Biochemistry Department, Pasteur Institute, Tehran, Iran.
Rheumatology Ward, Loghman Hospital, Shahid Beheshti Medical University (SBMU), Tehran, Iran.
Mutat Res Rev Mutat Res. 2020 Oct-Dec;786:108339. doi: 10.1016/j.mrrev.2020.108339. Epub 2020 Oct 13.
As a complex disease, osteoporosis is influenced by several genetic markers. Many studies have examined the link between the Sp1 binding site +1245 G > T (rs1800012) and -1997 G > T (rs1107946) variations in the COL1A1 gene with osteoporosis risk. However, the findings of these studies have been contradictory; therefore, we performed a meta-analysis to aggregate additional information and obtain increased statistical power to more efficiently estimate this correlation. A meta-analysis was conducted with studies published between 1991-2020 that were identified by a systematic electronic search of the Scopus and Clarivate Analytics databases. Studies with bone mineral density (BMD) data and complete genotypes of the single-nucleotide variations (SNVs) for the overall and postmenopausal female population were included in this meta-analysis and analyzed using the R metaphor package. A relationship between rs1800012 and significantly decreased BMD values at the lumbar spine and femoral neck was found in individuals carrying the "ss" versus the "SS" genotype in the overall population according to a random effects model (p < 0.0001). Similar results were also found in the postmenopausal female population (p = 0.003 and 0.0002, respectively). Such findings might be an indication of increased osteoporosis risk in both studied groups in individuals with the "ss" genotype. Although no association was identified between the -1997 G > T and low BMD in the overall population, those individuals with the "GT" genotype showed a higher level of BMD than those with "GG" in the subgroup analysis (p = 0.007). To determine which transcription factor (TF) might bind to the -1997 G > T in COL1A1, 45 TFs were identified based on bioinformatics predictions. According to the GSE35958 microarray dataset, 16 of 45 TFs showed differential expression profiles in osteoporotic human mesenchymal stem cells relative to normal samples from elderly donors. By identifying candidate TFs for the -1997 G > T site, our study offers a new perspective for future research.

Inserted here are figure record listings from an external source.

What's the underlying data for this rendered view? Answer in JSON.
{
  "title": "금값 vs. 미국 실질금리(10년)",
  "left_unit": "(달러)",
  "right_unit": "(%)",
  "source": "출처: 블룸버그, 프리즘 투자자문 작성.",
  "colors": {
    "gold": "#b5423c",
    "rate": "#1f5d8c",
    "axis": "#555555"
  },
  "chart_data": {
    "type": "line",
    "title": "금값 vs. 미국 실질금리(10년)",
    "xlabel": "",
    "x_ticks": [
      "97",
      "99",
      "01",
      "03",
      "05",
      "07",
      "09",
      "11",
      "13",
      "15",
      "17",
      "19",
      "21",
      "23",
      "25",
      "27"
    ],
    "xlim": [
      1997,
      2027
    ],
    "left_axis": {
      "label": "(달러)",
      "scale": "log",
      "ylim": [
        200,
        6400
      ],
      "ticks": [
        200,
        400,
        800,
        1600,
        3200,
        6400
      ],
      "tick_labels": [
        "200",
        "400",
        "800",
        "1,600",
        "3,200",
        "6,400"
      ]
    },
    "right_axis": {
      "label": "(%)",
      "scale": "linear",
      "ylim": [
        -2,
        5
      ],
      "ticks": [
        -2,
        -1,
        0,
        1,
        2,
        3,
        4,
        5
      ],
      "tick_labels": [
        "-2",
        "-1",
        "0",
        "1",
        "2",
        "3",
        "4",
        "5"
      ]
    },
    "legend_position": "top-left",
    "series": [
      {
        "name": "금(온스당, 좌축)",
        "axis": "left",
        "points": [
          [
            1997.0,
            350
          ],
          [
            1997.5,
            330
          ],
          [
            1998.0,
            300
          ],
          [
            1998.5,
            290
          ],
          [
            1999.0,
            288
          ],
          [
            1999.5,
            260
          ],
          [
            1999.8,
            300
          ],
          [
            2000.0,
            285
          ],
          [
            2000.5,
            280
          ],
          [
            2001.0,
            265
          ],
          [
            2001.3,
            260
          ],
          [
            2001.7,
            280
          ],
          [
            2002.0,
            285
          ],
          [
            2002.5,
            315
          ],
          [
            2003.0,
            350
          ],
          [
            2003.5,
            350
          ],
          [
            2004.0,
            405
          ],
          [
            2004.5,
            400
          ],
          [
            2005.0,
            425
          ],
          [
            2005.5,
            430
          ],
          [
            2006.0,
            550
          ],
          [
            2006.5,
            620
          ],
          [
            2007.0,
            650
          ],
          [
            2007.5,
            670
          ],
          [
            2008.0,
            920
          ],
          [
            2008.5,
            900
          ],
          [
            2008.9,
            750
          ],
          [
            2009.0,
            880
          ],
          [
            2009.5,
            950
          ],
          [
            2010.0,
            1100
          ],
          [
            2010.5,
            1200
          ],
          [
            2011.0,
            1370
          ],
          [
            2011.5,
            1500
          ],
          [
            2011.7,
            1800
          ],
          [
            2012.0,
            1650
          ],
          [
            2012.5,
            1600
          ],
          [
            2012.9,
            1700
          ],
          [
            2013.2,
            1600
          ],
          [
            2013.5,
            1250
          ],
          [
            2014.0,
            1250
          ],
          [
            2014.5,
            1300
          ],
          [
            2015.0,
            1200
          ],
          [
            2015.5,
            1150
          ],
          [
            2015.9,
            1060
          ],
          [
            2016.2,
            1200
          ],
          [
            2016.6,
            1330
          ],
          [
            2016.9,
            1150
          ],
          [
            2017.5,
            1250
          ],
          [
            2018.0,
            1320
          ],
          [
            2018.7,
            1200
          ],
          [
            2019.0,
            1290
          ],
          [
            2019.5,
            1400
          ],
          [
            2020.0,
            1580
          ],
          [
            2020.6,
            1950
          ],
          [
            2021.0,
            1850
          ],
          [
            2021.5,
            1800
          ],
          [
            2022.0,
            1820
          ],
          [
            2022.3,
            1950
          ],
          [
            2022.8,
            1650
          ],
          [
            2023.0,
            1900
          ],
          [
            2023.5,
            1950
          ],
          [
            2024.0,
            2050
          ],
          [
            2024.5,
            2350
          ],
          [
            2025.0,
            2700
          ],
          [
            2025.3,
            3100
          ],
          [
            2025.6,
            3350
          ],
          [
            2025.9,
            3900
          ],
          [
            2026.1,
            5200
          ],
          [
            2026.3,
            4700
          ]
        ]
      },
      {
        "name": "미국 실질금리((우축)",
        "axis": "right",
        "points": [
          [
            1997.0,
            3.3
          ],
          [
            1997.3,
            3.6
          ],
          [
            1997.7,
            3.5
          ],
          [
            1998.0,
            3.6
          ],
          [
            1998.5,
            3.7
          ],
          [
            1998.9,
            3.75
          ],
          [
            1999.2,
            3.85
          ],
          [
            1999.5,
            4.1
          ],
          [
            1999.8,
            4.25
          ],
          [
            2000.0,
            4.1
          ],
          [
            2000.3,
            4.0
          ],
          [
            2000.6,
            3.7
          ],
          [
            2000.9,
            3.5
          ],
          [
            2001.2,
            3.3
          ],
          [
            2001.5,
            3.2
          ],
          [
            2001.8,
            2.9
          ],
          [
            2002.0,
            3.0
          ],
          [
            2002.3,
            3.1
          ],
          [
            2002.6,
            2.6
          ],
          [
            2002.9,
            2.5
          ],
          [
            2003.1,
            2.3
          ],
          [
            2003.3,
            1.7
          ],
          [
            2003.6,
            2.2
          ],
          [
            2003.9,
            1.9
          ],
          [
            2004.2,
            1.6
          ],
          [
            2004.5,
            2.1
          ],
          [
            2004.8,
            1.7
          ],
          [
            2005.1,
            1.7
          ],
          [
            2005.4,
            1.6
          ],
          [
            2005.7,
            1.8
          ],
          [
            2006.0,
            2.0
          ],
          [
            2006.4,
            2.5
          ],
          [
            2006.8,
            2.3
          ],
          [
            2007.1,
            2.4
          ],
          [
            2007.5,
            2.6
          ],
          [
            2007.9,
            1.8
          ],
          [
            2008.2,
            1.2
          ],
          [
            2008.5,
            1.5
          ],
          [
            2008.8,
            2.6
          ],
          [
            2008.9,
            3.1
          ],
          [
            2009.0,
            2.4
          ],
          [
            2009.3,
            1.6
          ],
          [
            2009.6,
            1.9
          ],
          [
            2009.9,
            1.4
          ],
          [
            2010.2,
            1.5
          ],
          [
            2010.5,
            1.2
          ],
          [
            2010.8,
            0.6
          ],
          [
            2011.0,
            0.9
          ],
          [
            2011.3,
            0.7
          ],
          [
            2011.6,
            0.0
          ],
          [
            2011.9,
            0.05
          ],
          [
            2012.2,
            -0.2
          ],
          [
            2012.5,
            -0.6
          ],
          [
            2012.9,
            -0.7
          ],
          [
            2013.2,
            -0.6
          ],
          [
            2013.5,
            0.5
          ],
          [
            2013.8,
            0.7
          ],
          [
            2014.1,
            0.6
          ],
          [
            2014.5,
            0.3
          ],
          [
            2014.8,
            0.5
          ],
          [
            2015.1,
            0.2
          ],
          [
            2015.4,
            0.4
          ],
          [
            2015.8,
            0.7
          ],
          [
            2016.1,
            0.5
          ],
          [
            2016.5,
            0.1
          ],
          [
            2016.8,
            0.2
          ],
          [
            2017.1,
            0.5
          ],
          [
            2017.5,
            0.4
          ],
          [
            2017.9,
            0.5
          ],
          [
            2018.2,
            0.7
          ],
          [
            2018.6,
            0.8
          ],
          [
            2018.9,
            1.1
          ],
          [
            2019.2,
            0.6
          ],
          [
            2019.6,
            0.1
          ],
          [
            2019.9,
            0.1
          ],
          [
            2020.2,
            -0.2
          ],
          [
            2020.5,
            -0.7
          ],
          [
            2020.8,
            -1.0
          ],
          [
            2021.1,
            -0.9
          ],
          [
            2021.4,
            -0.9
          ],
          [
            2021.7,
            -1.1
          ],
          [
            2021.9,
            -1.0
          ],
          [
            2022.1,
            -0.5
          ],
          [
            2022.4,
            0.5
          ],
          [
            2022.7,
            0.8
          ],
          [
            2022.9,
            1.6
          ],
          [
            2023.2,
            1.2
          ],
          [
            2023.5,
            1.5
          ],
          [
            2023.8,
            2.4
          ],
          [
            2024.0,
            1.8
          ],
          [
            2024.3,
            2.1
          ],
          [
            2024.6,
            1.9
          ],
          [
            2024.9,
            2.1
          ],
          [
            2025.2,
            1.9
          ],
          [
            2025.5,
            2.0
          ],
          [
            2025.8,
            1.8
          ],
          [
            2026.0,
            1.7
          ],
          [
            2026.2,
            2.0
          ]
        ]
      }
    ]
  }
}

作为一种复杂的疾病,骨质疏松症受到多个遗传标记的影响。许多研究都探讨了 COL1A1 基因中的 Sp1 结合位点+1245 G > T(rs1800012)和-1997 G > T(rs1107946) 变异与骨质疏松症风险之间的联系。然而,这些研究的结果存在矛盾,因此,我们进行了一项荟萃分析,以汇总更多信息并获得更大的统计效力,从而更有效地估计这种相关性。这项荟萃分析纳入了 1991 年至 2020 年期间发表的研究,通过系统地在 Scopus 和 Clarivate Analytics 数据库中进行电子检索确定这些研究。本荟萃分析纳入了具有骨密度(BMD)数据和单核苷酸变异(SNV)完全基因型的研究,这些 SNV 针对总体人群和绝经后女性人群,采用 R 隐喻包进行分析。根据随机效应模型,在总体人群中,携带“ss”基因型的个体与携带“SS”基因型的个体相比,rs1800012 与腰椎和股骨颈的 BMD 值显著降低相关(p < 0.0001)。在绝经后女性人群中也发现了类似的结果(分别为 p = 0.003 和 0.0002)。这些发现可能表明,在研究的两个群体中,携带“ss”基因型的个体的骨质疏松症风险增加。尽管在总体人群中未发现-1997 G > T 与低 BMD 之间存在关联,但在亚组分析中,携带“GT”基因型的个体的 BMD 水平高于携带“GG”基因型的个体(p = 0.007)。为了确定哪种转录因子(TF)可能与 COL1A1 中的-1997 G > T 结合,根据生物信息学预测,确定了 45 个 TF。根据 GSE35958 微阵列数据集,在与老年供体的正常样本相比,在骨质疏松症人类间充质干细胞中,有 16 个 TF 显示出差异表达谱。通过鉴定-1997 G > T 位点的候选 TF,我们的研究为未来的研究提供了一个新的视角。